What the Science Tells Us

Back in the 1980s the GWCT carried out a piece of ground breaking research into the impact of predation control by a gamekeeper on the partridges of Salisbury plain. The keeper concerned, Malcolm Brockless, was simply asked to do his best to deal with the legally controllable predators using the normal tools – traps, snares, rifle and shotgun.

What this showed was that after just three seasons there were four times as many wild greys on the experimental area compared with a similar patch 4km away. The treatments were then switched, and three years later the autumn count on the new keepered area was just short of four times that of the original patch.

Controlled experiments like this are very expensive to carry out. You need to fund the keeper, in this case for seven years, but then there is all the scientific monitoring too. So, it is hardly surprising that there are not many such studies. The GWCT’s Upland Predation Experiment of the early 2000s was even more ambitious, and gave similar dramatic results for the likes of curlew, lapwing and golden plover, as well as grouse, blackgame and grey partridges.

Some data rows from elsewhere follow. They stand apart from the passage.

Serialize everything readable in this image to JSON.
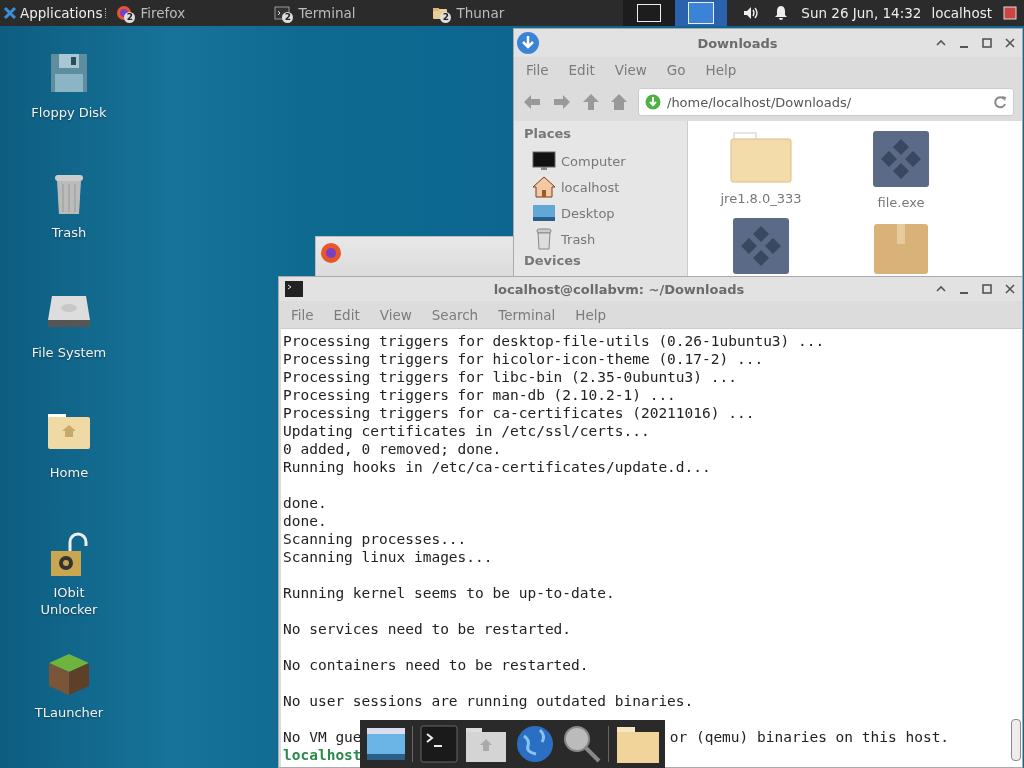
{
  "panel": {
    "applications": "Applications",
    "tasks": [
      {
        "label": "Firefox",
        "badge": "2",
        "kind": "firefox"
      },
      {
        "label": "Terminal",
        "badge": "2",
        "kind": "terminal"
      },
      {
        "label": "Thunar",
        "badge": "2",
        "kind": "folder"
      }
    ],
    "workspaces": [
      {
        "selected": false
      },
      {
        "selected": true
      }
    ],
    "clock": "Sun 26 Jun, 14:32",
    "user": "localhost"
  },
  "desktop_icons": [
    {
      "label": "Floppy Disk",
      "kind": "floppy"
    },
    {
      "label": "Trash",
      "kind": "trash"
    },
    {
      "label": "File System",
      "kind": "drive"
    },
    {
      "label": "Home",
      "kind": "home"
    },
    {
      "label": "IObit Unlocker",
      "kind": "unlocker"
    },
    {
      "label": "TLauncher",
      "kind": "block"
    }
  ],
  "thunar": {
    "title": "Downloads",
    "menu": [
      "File",
      "Edit",
      "View",
      "Go",
      "Help"
    ],
    "location": "/home/localhost/Downloads/",
    "sidebar": {
      "heading": "Places",
      "items": [
        {
          "label": "Computer",
          "kind": "computer"
        },
        {
          "label": "localhost",
          "kind": "home"
        },
        {
          "label": "Desktop",
          "kind": "desktop"
        },
        {
          "label": "Trash",
          "kind": "trash"
        }
      ],
      "heading_2": "Devices"
    },
    "files": [
      {
        "label": "jre1.8.0_333",
        "kind": "folder"
      },
      {
        "label": "file.exe",
        "kind": "exe"
      },
      {
        "kind": "exe"
      },
      {
        "kind": "archive"
      }
    ]
  },
  "terminal": {
    "title": "localhost@collabvm: ~/Downloads",
    "menu": [
      "File",
      "Edit",
      "View",
      "Search",
      "Terminal",
      "Help"
    ],
    "lines": [
      {
        "kind": "output",
        "text": "Processing triggers for desktop-file-utils (0.26-1ubuntu3) ..."
      },
      {
        "kind": "output",
        "text": "Processing triggers for hicolor-icon-theme (0.17-2) ..."
      },
      {
        "kind": "output",
        "text": "Processing triggers for libc-bin (2.35-0ubuntu3) ..."
      },
      {
        "kind": "output",
        "text": "Processing triggers for man-db (2.10.2-1) ..."
      },
      {
        "kind": "output",
        "text": "Processing triggers for ca-certificates (20211016) ..."
      },
      {
        "kind": "output",
        "text": "Updating certificates in /etc/ssl/certs..."
      },
      {
        "kind": "output",
        "text": "0 added, 0 removed; done."
      },
      {
        "kind": "output",
        "text": "Running hooks in /etc/ca-certificates/update.d..."
      },
      {
        "kind": "blank"
      },
      {
        "kind": "output",
        "text": "done."
      },
      {
        "kind": "output",
        "text": "done."
      },
      {
        "kind": "output",
        "text": "Scanning processes..."
      },
      {
        "kind": "output",
        "text": "Scanning linux images..."
      },
      {
        "kind": "blank"
      },
      {
        "kind": "output",
        "text": "Running kernel seems to be up-to-date."
      },
      {
        "kind": "blank"
      },
      {
        "kind": "output",
        "text": "No services need to be restarted."
      },
      {
        "kind": "blank"
      },
      {
        "kind": "output",
        "text": "No containers need to be restarted."
      },
      {
        "kind": "blank"
      },
      {
        "kind": "output",
        "text": "No user sessions are running outdated binaries."
      },
      {
        "kind": "blank"
      },
      {
        "kind": "split",
        "parts": [
          "No VM gue",
          "or (qemu) binaries on this host."
        ]
      },
      {
        "kind": "prompt",
        "text": "localhost"
      }
    ]
  }
}
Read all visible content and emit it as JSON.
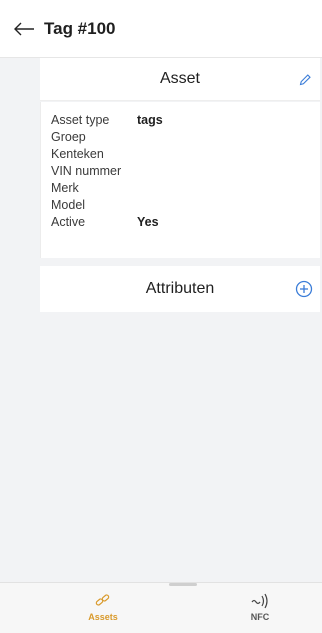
{
  "header": {
    "title": "Tag #100"
  },
  "asset_card": {
    "title": "Asset"
  },
  "details": [
    {
      "label": "Asset type",
      "value": "tags"
    },
    {
      "label": "Groep",
      "value": ""
    },
    {
      "label": "Kenteken",
      "value": ""
    },
    {
      "label": "VIN nummer",
      "value": ""
    },
    {
      "label": "Merk",
      "value": ""
    },
    {
      "label": "Model",
      "value": ""
    },
    {
      "label": "Active",
      "value": "Yes"
    }
  ],
  "attributes_card": {
    "title": "Attributen"
  },
  "bottom_nav": {
    "items": [
      {
        "label": "Assets",
        "icon": "link-icon",
        "active": true
      },
      {
        "label": "NFC",
        "icon": "nfc-icon",
        "active": false
      }
    ]
  },
  "colors": {
    "accent": "#d99a2b",
    "icon_blue": "#3b7dd8"
  }
}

What these experiments show us is that a well planned predation control programme can be very effective. They also show that you need to address a suite of predators to have much effect. Being hard on foxes alone may well make a lot of difference to survival of released pheasants and redlegs, but if you want to help wild production, you need to cast the net wider. Most of the common predators have catholic tastes, making use of a wide range of prey, so if you address just one or a few species, the rest will be likely to take advantage of at least some of what you produce.

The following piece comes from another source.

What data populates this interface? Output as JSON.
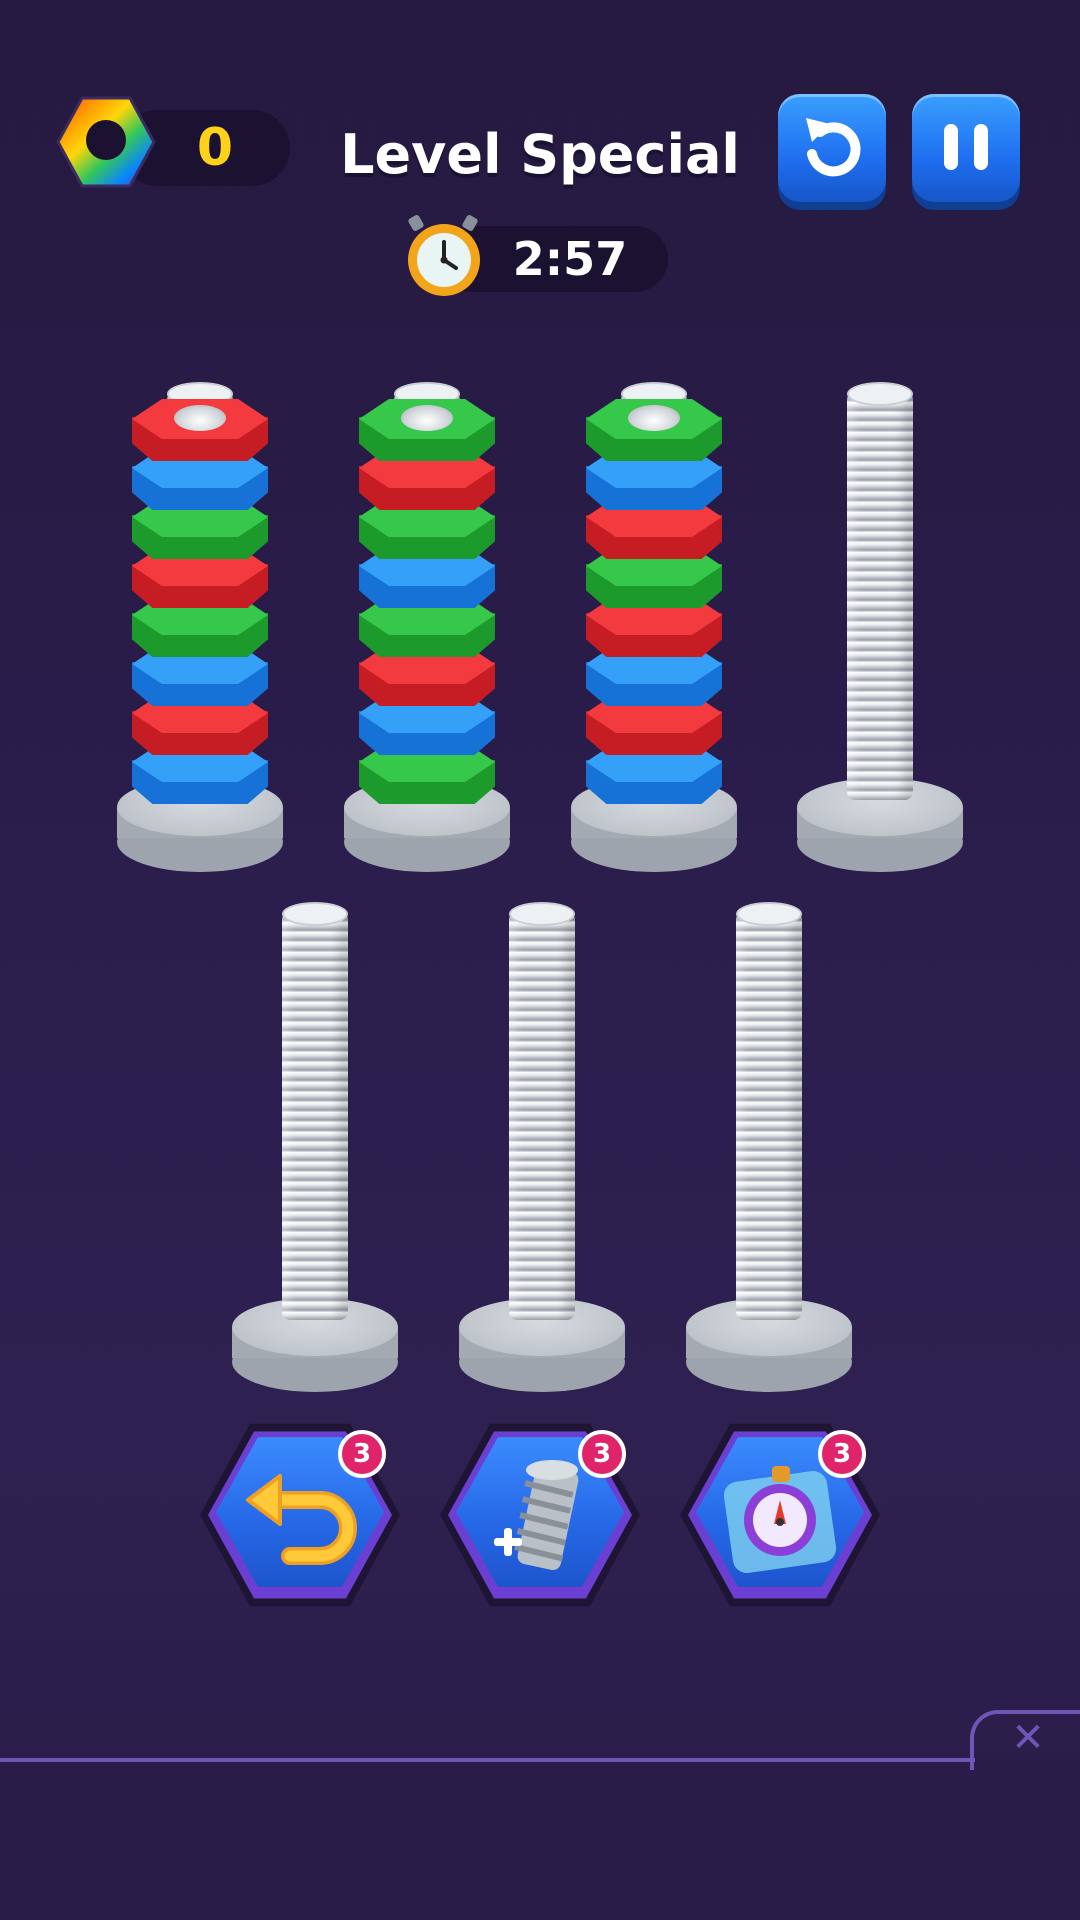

So, if you want to do a reasonably good job, ask yourself what is at risk and when, and target your efforts accordingly. For most shoots, this means a spring campaign to protect nesting birds. It should start before the breeding season, and target foxes, rats, stoats, weasels and corvids. So, that is likely to include use of fox snares, tunnel traps, Larsen traps and corvid cages, as well as night shooting of foxes. Anything less is a relatively weak attempt, and while it may help, it will not reap maximum benefit, either for your game, or other vulnerable wildlife.

Do not forget the mink

Lest anyone wonders, mink are another predator to consider. If you have water on the shoot, chances are feral American mink are visitors to your patch. They can be responsible for murderous mass kills in release pens, and will take nesting game and wildfowl, not to mention other ground nesting birds. The answer is to run a few GWCT mink rafts, to detect their presence, and then trap them quickly.

This blog first appeared as an article in Shooting Times.